A little while back I was tasked with solving a problem that went something like this:
Create content in a blog engine and have that content show up in Alfresco transformed to a predefined canonical form.
Blog users, not necessarily within the corporate wall, can author content using familiar tools of choice (like WordPress), something would pull that content into Alfresco. If that content were to be pushed through some approval process then pushed from Alfresco to some content delivery infrastructure, say the corporate web site, then effectively any external blogger can contribute content to a website without the need for VPN setup nor corporate accounts.
Assume a setup where Alfresco is already being used to store enterprise content and it already has a model for content representation. Furthermore there exists a publishing mechanism to push that content to the edge for serving.
Obviously the first thing to do was to look at what Alfresco has out of the box in terms of blog integration. A quick look at the code shows something related to blog integration, and the wiki explains:
This basically allows one to take a piece of content within Alfresco, add some blog specific meta-data to it, and publish it to Typepad or WordPress. This is the reverse of what I was trying to do, so I had find another way.
Basically, the problem can be distilled to: Pull new blog entries from one or more blogs, transform the content to the designated canonical form, then store in Alfresco based on rules (more on that later).
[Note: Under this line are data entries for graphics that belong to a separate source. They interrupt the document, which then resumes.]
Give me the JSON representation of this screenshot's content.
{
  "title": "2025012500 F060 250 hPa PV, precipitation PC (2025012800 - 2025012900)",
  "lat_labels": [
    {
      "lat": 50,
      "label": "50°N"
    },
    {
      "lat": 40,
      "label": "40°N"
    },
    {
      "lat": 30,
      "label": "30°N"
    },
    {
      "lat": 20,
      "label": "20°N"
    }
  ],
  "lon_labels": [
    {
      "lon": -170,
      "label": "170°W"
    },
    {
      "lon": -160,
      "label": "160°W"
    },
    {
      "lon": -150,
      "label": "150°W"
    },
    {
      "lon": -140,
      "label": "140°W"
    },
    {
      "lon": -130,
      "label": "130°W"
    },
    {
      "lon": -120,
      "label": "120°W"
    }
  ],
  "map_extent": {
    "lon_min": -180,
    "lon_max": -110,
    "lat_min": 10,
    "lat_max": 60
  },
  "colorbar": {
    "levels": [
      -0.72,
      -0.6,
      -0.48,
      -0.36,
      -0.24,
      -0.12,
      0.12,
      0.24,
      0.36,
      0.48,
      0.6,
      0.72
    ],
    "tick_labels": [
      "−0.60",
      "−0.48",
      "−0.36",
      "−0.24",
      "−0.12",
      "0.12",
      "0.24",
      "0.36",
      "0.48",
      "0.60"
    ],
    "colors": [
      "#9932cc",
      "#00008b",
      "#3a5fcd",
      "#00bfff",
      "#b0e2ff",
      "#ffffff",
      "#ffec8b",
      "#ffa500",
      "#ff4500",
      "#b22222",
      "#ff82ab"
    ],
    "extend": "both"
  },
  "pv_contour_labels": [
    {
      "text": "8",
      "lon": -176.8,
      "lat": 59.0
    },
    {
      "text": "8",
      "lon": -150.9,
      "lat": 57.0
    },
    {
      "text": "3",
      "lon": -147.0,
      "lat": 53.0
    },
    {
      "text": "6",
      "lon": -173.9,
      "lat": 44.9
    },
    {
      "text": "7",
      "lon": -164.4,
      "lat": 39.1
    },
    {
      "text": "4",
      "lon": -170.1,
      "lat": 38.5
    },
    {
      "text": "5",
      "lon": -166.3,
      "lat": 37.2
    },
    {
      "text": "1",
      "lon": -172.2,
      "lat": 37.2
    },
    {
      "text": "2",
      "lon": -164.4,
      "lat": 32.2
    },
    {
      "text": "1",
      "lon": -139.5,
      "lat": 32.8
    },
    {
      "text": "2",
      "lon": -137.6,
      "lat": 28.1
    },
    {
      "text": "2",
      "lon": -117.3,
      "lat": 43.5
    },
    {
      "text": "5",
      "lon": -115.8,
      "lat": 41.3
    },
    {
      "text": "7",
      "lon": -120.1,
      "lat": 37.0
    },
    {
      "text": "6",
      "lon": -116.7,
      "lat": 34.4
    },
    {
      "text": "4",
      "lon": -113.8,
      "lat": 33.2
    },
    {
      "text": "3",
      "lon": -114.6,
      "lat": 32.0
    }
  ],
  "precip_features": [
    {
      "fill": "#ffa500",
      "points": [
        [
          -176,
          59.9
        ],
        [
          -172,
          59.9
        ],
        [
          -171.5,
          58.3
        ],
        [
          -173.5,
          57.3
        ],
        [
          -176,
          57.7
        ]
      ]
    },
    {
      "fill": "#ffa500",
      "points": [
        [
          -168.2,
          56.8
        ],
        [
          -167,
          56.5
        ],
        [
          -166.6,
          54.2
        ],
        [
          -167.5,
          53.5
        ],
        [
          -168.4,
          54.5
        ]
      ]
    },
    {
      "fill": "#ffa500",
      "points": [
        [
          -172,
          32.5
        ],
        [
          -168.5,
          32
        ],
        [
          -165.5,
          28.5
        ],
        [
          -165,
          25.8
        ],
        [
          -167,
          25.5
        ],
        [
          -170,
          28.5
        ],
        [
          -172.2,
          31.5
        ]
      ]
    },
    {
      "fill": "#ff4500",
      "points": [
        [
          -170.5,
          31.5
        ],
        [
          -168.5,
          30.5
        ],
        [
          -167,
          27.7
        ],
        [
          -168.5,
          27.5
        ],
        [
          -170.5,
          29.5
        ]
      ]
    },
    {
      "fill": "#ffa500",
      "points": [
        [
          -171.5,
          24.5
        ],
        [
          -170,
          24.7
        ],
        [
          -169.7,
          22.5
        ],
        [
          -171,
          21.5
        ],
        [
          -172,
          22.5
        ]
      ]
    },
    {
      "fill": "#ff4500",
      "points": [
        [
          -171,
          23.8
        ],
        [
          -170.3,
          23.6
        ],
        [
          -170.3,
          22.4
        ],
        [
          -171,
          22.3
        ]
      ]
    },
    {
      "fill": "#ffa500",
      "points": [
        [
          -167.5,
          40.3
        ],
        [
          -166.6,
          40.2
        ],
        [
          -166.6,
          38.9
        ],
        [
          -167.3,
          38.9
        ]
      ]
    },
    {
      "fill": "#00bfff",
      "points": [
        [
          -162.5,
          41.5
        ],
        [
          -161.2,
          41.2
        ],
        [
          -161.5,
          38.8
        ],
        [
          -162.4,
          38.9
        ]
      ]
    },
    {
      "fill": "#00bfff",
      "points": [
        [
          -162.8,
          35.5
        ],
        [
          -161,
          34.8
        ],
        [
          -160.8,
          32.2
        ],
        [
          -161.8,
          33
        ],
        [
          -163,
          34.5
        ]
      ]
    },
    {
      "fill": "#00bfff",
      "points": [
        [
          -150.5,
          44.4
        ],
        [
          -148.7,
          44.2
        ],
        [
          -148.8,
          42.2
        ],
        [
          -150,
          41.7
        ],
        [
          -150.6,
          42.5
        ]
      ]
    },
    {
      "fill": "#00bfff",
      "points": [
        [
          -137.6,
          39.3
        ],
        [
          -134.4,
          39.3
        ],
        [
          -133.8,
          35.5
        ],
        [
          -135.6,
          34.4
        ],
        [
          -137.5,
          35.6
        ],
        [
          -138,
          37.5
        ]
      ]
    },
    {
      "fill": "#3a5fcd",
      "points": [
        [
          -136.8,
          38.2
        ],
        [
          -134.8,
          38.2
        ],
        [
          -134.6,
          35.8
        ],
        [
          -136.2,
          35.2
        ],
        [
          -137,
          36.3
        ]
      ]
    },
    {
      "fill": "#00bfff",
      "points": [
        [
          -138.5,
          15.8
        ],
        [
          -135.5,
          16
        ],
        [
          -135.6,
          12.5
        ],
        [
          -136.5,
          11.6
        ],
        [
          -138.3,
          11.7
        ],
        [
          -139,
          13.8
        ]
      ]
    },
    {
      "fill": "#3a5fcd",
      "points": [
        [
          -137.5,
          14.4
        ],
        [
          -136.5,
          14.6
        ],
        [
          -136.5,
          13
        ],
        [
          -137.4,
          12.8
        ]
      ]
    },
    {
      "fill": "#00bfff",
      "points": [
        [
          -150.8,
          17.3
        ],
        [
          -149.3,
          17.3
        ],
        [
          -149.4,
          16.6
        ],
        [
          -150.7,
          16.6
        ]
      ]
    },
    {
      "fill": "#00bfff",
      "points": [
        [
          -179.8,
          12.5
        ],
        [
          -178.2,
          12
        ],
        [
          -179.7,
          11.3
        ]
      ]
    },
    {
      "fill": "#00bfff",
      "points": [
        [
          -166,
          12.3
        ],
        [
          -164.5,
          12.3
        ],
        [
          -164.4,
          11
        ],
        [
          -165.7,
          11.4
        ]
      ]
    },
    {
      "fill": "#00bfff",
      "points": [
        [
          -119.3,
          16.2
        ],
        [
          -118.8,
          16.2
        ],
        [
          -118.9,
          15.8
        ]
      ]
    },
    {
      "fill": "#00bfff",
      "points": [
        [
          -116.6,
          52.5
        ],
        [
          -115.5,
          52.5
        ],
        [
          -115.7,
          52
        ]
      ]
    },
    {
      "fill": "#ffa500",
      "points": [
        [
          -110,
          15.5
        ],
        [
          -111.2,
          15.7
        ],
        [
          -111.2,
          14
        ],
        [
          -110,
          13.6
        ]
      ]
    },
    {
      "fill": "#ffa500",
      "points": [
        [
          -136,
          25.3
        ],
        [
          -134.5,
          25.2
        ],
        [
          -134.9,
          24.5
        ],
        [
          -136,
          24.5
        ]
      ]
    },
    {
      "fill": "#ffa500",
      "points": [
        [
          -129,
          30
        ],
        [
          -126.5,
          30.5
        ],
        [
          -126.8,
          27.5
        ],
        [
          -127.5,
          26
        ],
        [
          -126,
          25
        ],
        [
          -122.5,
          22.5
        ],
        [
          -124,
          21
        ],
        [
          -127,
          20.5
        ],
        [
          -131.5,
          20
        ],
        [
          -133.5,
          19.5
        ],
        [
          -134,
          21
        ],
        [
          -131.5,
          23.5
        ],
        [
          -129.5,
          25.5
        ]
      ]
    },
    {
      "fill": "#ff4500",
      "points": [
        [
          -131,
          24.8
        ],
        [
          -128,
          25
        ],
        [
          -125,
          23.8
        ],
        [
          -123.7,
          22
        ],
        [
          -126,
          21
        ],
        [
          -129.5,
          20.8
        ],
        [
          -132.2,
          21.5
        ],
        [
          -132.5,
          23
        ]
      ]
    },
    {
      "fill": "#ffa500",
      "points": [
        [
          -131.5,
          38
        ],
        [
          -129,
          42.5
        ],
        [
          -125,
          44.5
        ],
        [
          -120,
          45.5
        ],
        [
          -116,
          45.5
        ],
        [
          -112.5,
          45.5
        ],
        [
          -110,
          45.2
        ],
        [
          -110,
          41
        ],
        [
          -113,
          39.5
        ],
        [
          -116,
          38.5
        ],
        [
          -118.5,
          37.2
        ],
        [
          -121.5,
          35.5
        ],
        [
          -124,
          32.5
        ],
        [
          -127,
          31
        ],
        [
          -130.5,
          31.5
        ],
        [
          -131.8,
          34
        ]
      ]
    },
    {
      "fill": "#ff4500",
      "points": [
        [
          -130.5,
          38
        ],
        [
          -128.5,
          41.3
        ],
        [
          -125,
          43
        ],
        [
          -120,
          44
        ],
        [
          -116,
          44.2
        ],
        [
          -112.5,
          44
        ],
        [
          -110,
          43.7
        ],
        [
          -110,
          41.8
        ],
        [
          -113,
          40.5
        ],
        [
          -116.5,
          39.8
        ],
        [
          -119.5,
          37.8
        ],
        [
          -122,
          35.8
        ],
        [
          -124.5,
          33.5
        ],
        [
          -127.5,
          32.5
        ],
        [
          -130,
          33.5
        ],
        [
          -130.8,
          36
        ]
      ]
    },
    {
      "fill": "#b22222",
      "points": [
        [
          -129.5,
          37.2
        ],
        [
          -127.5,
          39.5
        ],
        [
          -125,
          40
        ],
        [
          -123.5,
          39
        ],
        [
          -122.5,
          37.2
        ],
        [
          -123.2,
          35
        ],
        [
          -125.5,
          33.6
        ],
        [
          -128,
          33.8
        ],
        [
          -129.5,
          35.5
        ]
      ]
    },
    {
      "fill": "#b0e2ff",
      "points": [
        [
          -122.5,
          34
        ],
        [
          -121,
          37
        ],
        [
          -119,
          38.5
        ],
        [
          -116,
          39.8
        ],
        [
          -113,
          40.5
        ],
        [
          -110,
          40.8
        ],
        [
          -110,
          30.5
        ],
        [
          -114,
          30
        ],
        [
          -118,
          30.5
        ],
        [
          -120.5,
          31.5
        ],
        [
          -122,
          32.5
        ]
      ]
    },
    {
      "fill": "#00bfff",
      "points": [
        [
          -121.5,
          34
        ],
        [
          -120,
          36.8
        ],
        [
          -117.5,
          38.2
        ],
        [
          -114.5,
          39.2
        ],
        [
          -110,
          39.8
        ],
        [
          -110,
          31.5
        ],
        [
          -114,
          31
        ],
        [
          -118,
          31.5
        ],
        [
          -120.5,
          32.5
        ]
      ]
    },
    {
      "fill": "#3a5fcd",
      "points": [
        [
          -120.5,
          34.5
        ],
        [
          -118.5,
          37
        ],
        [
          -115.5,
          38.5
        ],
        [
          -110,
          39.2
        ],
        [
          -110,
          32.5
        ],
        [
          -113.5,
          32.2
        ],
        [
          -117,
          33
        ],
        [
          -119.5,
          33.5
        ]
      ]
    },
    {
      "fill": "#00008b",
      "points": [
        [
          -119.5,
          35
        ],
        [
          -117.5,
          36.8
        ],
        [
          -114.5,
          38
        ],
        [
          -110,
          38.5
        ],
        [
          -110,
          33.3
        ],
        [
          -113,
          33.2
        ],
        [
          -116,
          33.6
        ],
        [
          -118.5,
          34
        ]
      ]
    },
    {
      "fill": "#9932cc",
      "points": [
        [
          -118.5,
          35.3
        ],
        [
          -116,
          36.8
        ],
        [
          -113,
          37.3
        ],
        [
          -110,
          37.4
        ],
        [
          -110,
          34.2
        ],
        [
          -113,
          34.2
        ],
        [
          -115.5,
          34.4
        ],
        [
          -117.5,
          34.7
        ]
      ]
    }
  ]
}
The first thing that came to mind was to check if Mule had an RSS or ATOM transport, and indeed it does. Mule has a community transport for RSS that is able to pull down an RSS feed into ROME feed objects, the transport can be found on the Mule Forge here: http://mule.mulesource.org/display/RSS/Home
All that was needed then is pull down the feed, split it into messages, one message per post. Run it through an XSLT, easily done in Mule, and drop the transformed blog entries into Alfresco over CIFS.
However, that left me with 2 problems: (i) the blog poller needs to be idempotent (don’t pull down the same blog entry twice); (ii) handle custom namespaces/custom fields in the feed.
The first problem was addressed by writing an idempotent receiver inbound router. The router quite simply remembers the date and time of last blog post it received and uses that to pull down newer posts only.
The second problem was a bit tricker to solve. Extending ROME with custom modules is certainly possible, and though it would solve the problem of pulling in custom fields, it’s a bit cumbersome and I would have to update these modules every time the RSS feed source fields change.
What I was really after is segmentation of the RSS feed into individual blog posts, and the transformation of those individual snippets of XML into a predefined canonical form.
So all I really needed was to write a simple XML feed splitter. So another simple outbound router that splits the RSS XML feed into individual posts and a couple of transformers that transform messages from XMLByteArray to JDOM Document and back is all it took to make it happen.
Mule pulled everything together quite nicely with an HTTP connector polling periodically for posts, an XML Splitter segmenting the RSS feed with an idempotent router insuring only new posts make it through. Next was an XML transformation responsible for transforming the blog posts to the canonical representation, and finally a file transport to drop the blog post into Alfresco.